For my Self to feel whole, I had to practice mercy on myself. Forgiving my past failures and fears was much harder for me than forgiving others. Learning to treat myself equally, to not be my own victim, was a step that allowed me to face life’s uncertainty with the dignity that I deserved. Mercy doesn’t seek revenge or tolerate injustice. It’s a fortitude that allows the dissolution of control. When we let the nature of things go where they will, when we stop trying to counter the force of the hurricane, we are rewarded with nature’s inclination for balance.

By practicing mercy in the world, the opportunity for gratitude grew stronger which allowed me to feel less concerned about being wronged or shortchanged. Somewhere in my childhood, the notion that everything was supposed to be idyllic and perfect set a high standard, somewhere near the mark of 100%. It took me many years into adulthood to recognize this ideal was unnecessary, and quite frankly, impossible. My happiness is quite full, even at the 75% mark. For that, I am grateful.

For me, Lent is not just a period of deprivation, but a time for reflection. We are all shortchanged in life, but the lack doesn’t correlate with our worth. Digging deep to a place of forgiveness and mercy is an act of integrity and compassion. The world could use more of that.

Faith, love, and hope symbolized on a maritime cross from St. Marie de la Mer, France

Wednesday Wisdom: Doubt

The snow is still falling here in Montana. When I look outside, a yellow patio table beams like sunlight against the white-washed everything, a beacon of hope for spring, although it seems like it may take forever before we are rewarded with a hint of green.

My brain feels snowy these days, overwhelmed by the singular vision of commitment that a book-length project can bring. On Monday, I submitted a short memoir piece to Creative Nonfiction magazine for a contest with the hope that working on a new story would have inspired me with vigor. I do not expect to win. It was a goal I set in January, and I am learning how hard I am to myself when I let myself down.
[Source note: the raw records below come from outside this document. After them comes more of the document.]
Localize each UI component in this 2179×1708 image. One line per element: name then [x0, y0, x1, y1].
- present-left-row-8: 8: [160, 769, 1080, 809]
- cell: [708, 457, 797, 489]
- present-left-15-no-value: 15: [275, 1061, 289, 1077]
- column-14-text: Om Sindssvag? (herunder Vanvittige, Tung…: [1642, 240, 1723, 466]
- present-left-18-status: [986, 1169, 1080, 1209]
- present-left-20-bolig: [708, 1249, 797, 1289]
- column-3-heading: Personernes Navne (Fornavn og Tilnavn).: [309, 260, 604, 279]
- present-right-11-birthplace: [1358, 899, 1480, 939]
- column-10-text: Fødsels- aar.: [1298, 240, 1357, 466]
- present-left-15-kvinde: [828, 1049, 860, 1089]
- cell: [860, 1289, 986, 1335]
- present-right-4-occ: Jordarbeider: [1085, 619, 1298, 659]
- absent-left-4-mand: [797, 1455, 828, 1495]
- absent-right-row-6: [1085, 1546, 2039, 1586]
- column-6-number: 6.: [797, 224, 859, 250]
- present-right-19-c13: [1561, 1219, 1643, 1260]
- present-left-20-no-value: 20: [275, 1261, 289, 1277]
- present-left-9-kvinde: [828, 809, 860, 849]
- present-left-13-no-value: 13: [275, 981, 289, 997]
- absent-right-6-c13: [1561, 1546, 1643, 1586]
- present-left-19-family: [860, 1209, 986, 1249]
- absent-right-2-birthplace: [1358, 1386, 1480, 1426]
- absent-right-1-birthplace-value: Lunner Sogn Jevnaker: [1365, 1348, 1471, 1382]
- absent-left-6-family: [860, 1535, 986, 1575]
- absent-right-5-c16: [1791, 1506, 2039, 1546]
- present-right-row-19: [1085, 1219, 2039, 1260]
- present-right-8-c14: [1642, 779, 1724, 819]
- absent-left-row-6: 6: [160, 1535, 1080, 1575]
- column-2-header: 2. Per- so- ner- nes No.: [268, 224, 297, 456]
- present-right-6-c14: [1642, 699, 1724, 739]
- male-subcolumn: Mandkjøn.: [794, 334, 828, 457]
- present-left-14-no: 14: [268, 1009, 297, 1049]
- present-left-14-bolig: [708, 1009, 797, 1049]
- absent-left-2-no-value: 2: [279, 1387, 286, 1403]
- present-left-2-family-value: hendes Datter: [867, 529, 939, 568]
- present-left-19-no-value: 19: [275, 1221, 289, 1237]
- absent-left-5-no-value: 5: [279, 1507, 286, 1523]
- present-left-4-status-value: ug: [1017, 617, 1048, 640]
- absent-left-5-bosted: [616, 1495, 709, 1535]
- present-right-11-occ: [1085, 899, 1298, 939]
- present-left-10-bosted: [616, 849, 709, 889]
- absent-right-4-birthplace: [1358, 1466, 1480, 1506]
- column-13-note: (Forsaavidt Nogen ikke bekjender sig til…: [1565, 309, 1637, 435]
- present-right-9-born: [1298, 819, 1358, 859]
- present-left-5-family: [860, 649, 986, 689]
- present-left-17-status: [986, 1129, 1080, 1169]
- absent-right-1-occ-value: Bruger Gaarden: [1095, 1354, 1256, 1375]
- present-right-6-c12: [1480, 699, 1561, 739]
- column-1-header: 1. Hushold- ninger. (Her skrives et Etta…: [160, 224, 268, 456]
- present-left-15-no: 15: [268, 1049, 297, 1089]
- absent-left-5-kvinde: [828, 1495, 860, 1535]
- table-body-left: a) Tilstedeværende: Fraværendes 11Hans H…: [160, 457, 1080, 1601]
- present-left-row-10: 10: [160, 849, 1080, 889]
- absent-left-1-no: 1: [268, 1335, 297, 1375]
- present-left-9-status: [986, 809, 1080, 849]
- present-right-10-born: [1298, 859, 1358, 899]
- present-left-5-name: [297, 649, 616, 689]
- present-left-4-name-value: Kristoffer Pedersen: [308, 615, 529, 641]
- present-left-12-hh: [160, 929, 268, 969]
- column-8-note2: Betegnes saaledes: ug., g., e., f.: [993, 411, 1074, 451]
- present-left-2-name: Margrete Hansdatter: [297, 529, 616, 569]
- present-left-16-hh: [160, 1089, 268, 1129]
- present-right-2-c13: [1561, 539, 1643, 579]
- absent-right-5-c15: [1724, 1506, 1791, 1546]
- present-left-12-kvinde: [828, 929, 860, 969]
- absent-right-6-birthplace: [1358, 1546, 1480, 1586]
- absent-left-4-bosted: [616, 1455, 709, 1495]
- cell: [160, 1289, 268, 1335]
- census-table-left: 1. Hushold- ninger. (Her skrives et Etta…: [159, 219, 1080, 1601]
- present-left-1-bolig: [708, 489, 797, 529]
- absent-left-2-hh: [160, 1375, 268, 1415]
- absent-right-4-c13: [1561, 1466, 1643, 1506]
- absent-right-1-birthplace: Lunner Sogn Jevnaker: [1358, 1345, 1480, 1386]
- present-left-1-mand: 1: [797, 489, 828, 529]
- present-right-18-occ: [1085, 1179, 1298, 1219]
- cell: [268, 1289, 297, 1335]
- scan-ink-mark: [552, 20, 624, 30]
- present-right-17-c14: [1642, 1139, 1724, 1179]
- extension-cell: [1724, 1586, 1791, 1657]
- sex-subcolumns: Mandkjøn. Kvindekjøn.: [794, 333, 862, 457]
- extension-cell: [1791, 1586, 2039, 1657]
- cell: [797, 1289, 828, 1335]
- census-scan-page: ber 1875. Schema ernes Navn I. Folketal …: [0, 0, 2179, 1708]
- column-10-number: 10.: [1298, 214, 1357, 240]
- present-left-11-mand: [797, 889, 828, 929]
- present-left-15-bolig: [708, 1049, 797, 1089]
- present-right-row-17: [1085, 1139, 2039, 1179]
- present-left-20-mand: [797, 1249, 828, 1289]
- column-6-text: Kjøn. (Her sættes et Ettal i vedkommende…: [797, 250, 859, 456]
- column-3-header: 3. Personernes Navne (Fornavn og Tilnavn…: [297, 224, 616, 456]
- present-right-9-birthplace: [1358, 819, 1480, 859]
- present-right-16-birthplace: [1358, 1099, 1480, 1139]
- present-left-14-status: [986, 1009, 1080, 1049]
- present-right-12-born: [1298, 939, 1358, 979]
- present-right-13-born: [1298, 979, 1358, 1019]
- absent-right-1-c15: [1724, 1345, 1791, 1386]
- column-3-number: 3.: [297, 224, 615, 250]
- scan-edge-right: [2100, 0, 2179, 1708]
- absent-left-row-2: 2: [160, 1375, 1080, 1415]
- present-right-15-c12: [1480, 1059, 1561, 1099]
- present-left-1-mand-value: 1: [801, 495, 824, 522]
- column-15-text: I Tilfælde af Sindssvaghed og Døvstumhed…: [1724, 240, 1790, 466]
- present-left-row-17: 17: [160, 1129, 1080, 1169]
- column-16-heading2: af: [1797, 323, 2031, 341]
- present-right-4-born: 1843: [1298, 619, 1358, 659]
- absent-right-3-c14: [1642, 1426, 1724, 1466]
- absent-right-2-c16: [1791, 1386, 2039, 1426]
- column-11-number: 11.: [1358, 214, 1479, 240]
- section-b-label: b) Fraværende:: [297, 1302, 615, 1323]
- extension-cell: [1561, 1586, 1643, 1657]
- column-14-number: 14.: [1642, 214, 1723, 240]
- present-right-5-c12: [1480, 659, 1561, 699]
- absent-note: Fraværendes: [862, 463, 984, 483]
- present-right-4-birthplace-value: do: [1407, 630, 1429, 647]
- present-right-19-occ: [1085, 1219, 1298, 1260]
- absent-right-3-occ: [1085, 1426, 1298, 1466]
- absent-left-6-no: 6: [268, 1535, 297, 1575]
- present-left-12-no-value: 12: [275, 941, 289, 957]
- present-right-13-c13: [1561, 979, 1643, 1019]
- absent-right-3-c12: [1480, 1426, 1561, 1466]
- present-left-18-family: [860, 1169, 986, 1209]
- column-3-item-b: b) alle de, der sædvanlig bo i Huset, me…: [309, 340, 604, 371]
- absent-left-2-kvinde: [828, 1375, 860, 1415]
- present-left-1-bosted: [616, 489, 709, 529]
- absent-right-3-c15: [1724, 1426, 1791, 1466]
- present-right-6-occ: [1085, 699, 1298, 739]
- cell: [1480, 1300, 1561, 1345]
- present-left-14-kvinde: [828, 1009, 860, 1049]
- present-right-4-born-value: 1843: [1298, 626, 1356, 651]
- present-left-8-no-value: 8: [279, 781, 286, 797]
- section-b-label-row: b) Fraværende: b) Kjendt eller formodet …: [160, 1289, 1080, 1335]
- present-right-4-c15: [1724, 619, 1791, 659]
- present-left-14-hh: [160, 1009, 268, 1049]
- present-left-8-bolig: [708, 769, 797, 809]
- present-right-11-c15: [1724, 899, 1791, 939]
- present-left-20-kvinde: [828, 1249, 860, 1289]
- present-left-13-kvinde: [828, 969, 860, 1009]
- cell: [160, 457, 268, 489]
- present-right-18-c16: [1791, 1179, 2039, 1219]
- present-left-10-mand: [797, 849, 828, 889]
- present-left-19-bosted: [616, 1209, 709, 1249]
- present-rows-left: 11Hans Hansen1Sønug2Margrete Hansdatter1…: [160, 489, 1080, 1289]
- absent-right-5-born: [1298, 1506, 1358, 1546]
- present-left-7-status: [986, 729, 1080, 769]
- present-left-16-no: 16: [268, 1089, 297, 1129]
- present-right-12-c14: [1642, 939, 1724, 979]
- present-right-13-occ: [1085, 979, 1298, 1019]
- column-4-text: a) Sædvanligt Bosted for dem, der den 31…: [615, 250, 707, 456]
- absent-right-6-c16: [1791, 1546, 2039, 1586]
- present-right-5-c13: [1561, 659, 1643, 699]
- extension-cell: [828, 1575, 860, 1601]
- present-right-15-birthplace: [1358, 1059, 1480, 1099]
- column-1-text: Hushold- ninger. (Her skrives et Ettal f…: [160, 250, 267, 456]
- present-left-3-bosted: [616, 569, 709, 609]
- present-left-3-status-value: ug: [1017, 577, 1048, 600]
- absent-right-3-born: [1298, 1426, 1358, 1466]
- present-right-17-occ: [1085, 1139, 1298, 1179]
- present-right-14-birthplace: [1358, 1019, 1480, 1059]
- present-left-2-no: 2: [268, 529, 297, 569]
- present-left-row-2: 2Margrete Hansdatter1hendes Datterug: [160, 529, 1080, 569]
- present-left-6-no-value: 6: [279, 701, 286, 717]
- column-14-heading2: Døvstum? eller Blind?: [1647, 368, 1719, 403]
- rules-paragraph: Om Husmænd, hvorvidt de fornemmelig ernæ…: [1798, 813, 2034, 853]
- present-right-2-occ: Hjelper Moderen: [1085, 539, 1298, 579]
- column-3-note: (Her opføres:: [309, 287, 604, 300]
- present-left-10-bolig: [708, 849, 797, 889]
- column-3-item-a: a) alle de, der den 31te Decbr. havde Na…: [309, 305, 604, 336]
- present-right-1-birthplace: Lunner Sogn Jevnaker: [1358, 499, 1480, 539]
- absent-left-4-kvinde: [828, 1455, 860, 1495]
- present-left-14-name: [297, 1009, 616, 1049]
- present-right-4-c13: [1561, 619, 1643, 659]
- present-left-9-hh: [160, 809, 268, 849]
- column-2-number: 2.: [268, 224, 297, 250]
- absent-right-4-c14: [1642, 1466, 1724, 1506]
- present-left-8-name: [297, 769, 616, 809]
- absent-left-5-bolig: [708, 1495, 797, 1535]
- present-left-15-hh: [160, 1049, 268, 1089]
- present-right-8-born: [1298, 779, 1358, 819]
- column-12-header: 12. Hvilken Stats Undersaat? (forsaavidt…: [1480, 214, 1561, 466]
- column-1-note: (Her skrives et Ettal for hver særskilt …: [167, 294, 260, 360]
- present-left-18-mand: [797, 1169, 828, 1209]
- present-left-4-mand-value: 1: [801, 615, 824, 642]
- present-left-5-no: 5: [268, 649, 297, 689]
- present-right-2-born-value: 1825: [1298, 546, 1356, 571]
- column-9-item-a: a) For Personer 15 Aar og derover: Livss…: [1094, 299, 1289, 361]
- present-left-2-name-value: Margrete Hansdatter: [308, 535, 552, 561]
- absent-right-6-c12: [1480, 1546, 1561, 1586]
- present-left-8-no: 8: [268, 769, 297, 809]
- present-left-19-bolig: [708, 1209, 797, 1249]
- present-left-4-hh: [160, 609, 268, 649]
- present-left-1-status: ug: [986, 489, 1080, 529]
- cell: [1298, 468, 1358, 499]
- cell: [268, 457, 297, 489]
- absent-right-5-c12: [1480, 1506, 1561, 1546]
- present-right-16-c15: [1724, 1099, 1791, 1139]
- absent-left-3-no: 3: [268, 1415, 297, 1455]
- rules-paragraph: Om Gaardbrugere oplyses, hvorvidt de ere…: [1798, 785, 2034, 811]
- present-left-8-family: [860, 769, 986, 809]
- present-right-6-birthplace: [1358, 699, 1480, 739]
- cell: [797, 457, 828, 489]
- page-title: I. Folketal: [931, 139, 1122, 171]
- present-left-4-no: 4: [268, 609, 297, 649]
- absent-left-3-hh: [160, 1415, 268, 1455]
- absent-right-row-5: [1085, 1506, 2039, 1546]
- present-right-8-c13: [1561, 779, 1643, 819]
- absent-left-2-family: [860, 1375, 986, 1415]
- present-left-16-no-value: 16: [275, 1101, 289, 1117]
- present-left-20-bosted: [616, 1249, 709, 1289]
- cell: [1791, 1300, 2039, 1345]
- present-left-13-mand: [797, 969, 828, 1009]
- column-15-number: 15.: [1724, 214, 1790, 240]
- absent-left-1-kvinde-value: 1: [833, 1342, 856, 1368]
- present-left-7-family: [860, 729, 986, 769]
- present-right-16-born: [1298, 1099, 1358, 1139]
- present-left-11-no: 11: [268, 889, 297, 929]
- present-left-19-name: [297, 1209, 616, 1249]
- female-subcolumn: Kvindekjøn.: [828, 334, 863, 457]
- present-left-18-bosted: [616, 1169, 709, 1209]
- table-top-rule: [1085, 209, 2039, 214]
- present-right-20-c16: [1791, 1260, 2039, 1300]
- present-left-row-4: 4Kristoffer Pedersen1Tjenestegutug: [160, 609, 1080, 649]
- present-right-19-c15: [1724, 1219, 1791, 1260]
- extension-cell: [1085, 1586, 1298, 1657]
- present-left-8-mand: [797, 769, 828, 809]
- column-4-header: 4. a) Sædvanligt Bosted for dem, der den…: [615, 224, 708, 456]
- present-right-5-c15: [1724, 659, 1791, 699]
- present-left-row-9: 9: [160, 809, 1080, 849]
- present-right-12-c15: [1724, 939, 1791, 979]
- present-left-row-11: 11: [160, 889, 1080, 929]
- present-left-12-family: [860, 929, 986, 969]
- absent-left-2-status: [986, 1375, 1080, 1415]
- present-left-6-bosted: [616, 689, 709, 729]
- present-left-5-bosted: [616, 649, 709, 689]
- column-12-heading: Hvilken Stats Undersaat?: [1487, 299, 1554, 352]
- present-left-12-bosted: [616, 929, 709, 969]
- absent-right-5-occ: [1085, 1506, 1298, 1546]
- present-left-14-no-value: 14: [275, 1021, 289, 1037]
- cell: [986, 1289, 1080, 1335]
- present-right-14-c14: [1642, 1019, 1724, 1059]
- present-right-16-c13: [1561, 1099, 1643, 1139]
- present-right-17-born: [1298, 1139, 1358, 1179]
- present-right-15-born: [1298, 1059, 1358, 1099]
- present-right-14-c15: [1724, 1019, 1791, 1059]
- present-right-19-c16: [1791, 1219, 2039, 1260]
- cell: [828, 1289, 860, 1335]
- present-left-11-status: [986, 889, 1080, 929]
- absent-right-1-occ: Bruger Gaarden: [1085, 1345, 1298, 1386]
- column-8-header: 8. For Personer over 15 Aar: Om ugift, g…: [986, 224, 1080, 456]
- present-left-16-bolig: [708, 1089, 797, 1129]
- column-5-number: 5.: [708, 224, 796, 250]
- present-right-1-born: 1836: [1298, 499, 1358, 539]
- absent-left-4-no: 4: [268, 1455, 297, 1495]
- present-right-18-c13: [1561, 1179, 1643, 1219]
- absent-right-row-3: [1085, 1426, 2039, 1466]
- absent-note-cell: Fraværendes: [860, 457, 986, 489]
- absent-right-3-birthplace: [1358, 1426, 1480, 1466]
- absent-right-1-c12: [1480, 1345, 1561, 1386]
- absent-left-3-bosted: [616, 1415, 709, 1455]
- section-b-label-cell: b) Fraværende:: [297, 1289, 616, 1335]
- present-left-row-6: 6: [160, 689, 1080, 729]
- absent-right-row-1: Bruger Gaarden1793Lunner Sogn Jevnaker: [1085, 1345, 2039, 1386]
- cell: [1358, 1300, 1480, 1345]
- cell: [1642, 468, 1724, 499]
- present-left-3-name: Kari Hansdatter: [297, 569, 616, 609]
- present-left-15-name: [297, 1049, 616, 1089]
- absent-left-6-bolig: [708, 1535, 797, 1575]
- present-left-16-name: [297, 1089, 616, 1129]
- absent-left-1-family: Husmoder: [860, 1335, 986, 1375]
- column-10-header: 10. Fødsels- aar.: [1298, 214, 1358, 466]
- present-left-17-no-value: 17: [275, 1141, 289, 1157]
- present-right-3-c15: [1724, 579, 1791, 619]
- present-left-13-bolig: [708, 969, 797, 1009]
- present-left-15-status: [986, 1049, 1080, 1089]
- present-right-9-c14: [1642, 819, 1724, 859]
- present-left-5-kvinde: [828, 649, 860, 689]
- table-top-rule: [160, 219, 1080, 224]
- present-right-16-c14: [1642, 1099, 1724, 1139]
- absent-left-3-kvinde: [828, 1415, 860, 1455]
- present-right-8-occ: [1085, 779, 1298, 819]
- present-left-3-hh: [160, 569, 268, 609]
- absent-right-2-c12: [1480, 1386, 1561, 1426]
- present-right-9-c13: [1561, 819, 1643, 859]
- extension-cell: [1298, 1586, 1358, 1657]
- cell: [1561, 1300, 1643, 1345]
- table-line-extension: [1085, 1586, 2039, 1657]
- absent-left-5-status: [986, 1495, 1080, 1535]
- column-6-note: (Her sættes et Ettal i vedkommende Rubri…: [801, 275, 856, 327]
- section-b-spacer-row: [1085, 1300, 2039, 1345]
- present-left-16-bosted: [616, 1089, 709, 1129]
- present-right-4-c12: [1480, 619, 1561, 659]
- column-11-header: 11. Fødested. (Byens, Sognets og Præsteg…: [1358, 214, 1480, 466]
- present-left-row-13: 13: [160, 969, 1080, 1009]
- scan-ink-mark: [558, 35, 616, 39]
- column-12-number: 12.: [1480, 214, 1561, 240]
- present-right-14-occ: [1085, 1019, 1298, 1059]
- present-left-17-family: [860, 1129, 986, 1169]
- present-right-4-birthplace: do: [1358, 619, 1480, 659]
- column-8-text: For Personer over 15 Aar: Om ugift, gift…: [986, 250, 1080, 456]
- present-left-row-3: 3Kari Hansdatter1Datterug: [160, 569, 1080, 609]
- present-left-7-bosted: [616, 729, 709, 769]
Writing nonfiction brings me to desolate places. I wonder if I will ever finish my memoir, if I’m creating a cohesive narrative, if my story will resonate with the right readers, or if it will have any readers at all. Doubt is a nightly snowfall to clear away in the daylight, because underneath doubt is a narrative that brings hope to the world. Every person has a story worth telling, a life worth sharing, and withholding the hardest stories cheats the world from the truth.

At the Oscars on Sunday night, Samuel L. Jackson said, “The easiest thing to do in the world is to not write.”

This off-hand comment was the wisdom I needed to hear. Doubt was given to me by voices who didn’t agree with my message, who thought my pain should be stifled, that my voice should be silenced, that my worth shifted on a scale of obedience. Doubt was given to me by myself when I diminished my self-worth enough to believe them.

Silence is the snowfall that allows the perpetuity of abuses in relationships and society. Writing is only one of the numerous means to declare power where voice was stolen and dignity denied. I write to dispel the shame of those who seek only their humanity in a world that forbids it. Emotions are not weakness—they are fire. Sitting at my computer, when I gaze outside, I can’t help but think what a beautiful time it is to be alive.